58.000 Kinder und Jugendliche sind in Hamburg von Armut betroffen. Der Mieterverein zu Hamburg und der Sozialverband Deutschland werfen der SPD Tatenlosigkeit vor. Sie fordern den Bau weiterer Sozialwohnungen und ein bedarfsgerechtes Kindergeld.
„Hamburg hat sich zu einer gespaltenen Stadt entwickelt“, sagt Eckhard Pahlke, Vorsitzender des Mietervereins zu Hamburg. In Hamburg würden mehr als 40.000 Millionäre leben. Auf der anderen Seite waren Ende 2013 mehr als 230.000 Menschen auf Sozialleistungen angewiesen. Besonders groß ist das Armutsrisiko unter Kindern und Jugendlichen unter 18 Jahren. Jeder vierte Jugendliche ist arm oder von Armut bedroht. „Ein Skandal“, sagt Pahlke, der von der Gesellschaft und Politik nicht so einfach hingenommen werden dürfe. „Jugend gestaltet unsere Zukunft, sie darf nicht vernachlässigt werden.“
Der Politik werfen Mieterverein und SoVD Tatenlosigkeit vor: „Ein Armutsproblem wird offenbar nicht wahrgenommen“, heißt es in einer gemeinsamen Stellungnahme. Bislang gäbe es einen einen Regelsatz zur Grundsicherung nur für Erwachsene. Mieterverein und SoVD machen sich stark für einen Rechtsanspruch auf Grundsicherung auf für Kinder und Jugendliche. Immerhin hatte die Bundesregierung erst vor wenigen Tagen eine Anhebung des Wohngeldes beschlossen. Allerdings haben laut Mieterverein und SoVD zu wenige Menschen Anrecht auf Wohngeld. Sie fordern daher eine Erhöhung der Einkommensgrenzen.
Das zentrale Problem in Hamburg ist allerdings der Wohnungsmarkt. Besonders alleinerziehende Mütter und Migranten hätten es schwer, so Pahlke. Aber auch für junge Menschen, die zur Ausbildung oder dem Studium in die Stadt kommen, gäbe es zu wenige Angebote. Selbst das städtische Wohnungsunternehmen Saga/GWG würde nicht ausreichend günstige Wohnungen für Menschen in Armut bereitstellen. Pahlke warnt davor, dass sich die Lage weiter verschlimmern wird. Denn mehr als 11.000 Sozialwohnungen werden in den kommenden zwei Jahren in Hamburg aus den Preisbindungen fallen. Mieterverein und SoVD fordern daher den Bau von 6000 neuen Sozialwohnungen pro Jahr.

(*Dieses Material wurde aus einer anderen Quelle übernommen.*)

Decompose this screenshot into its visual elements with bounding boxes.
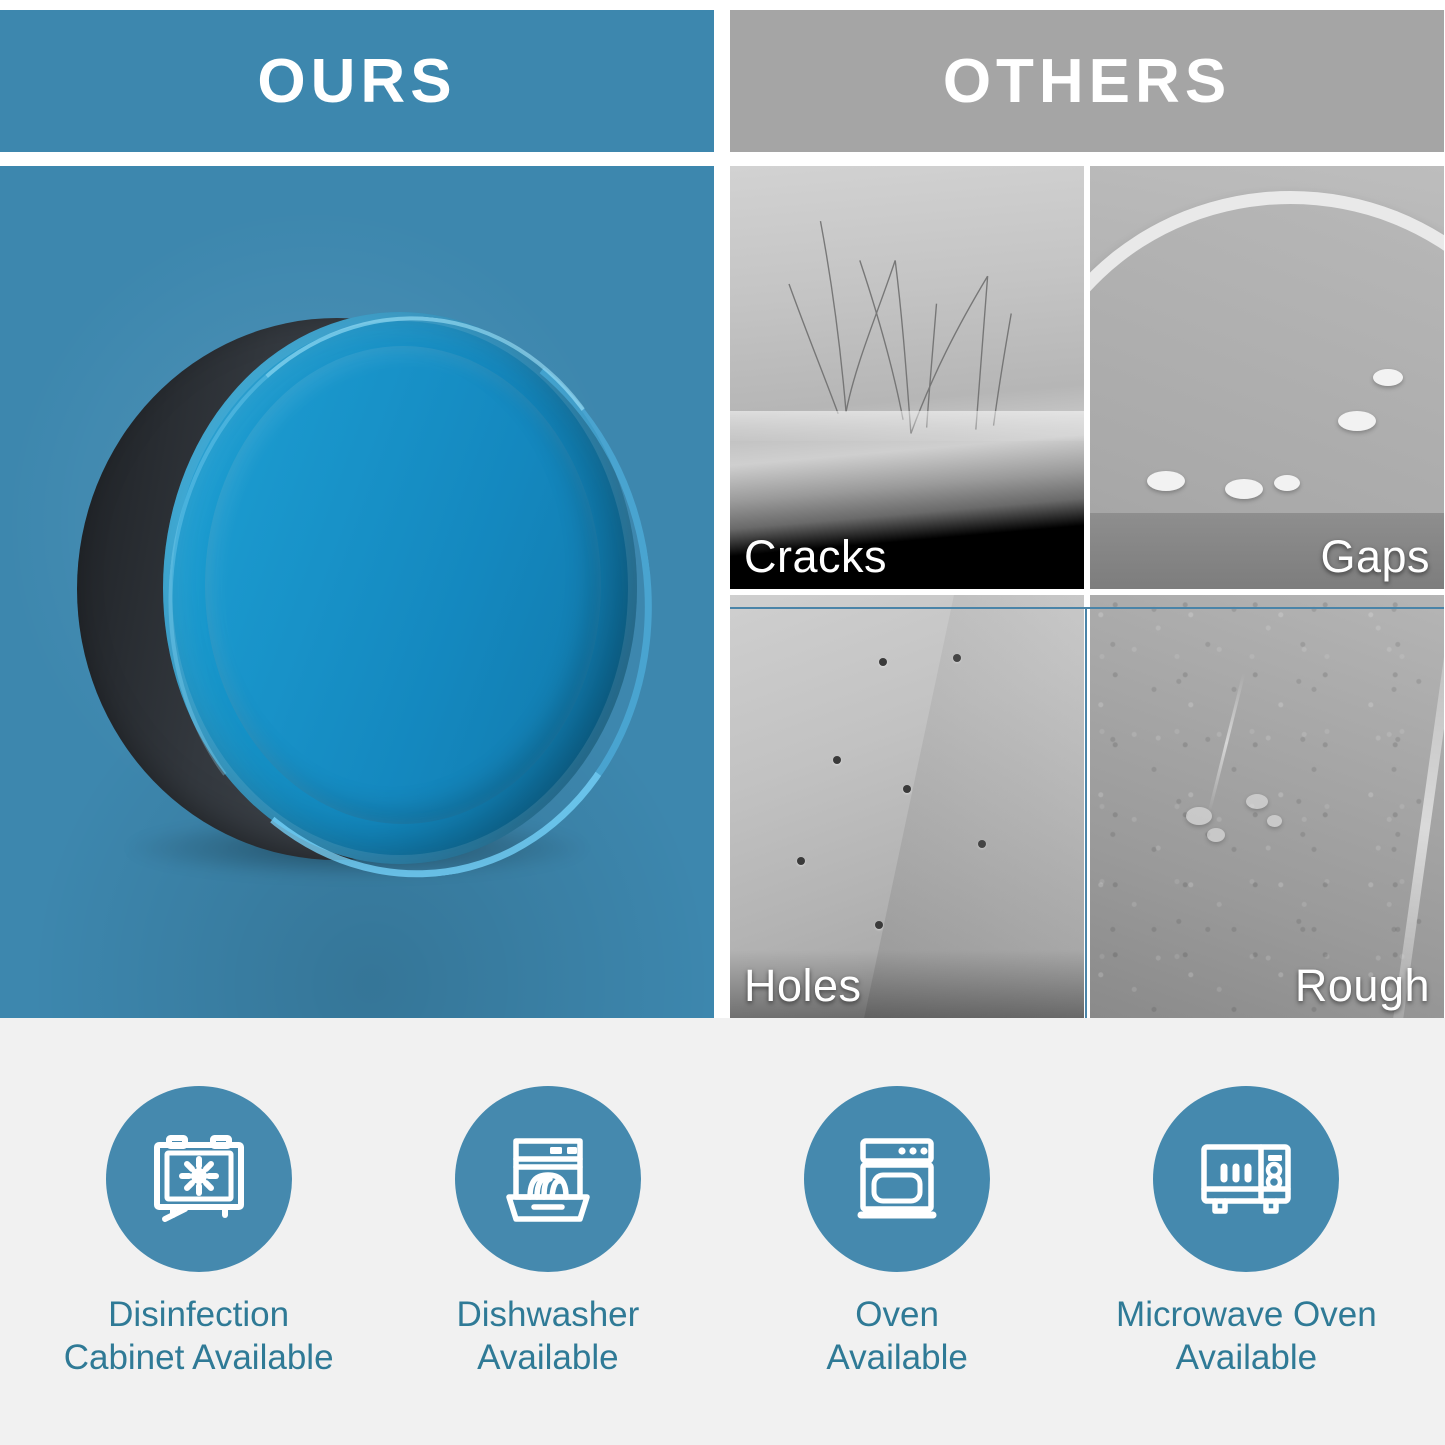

Mit ihrer Forderung nach weiteren Sozialwohnungen wenden sich der Mieterverein und der SoVD allerdings reichlich spät an die Öffentlichkeit. Der Grundeigentümerverband hatte im Zuge der Koalitionsverhandlungen massive Kritik an der Mietpreisbremse artikuliert und SPD und Grüne dadurch an den Verhandlungstisch gedrängt. Jetzt nähern sich die Koalitionsverhandlungen zwischen SPD und Grünen dem Ende. Gerade erst haben beide Parteien eine Fortführung der bisherigen Wohnungspolitik mit dem Bündnis für das Wohnen im Sinn der Immobilienunternehmen beschlossen. Das Bündnis, dem auch der Mieterverein angehört, hat sich zum Ziel gesetzt, jährlich 2000 Sozialwohnungen fertig zu stellen und dieses Ziel im Jahr 2014 auch erstmalig erreicht. Mit der jetzt artikulierten Forderung wird der Mieterverein bei Politik und Immobilienverbänden nicht mehr auf offene Ohren stoßen.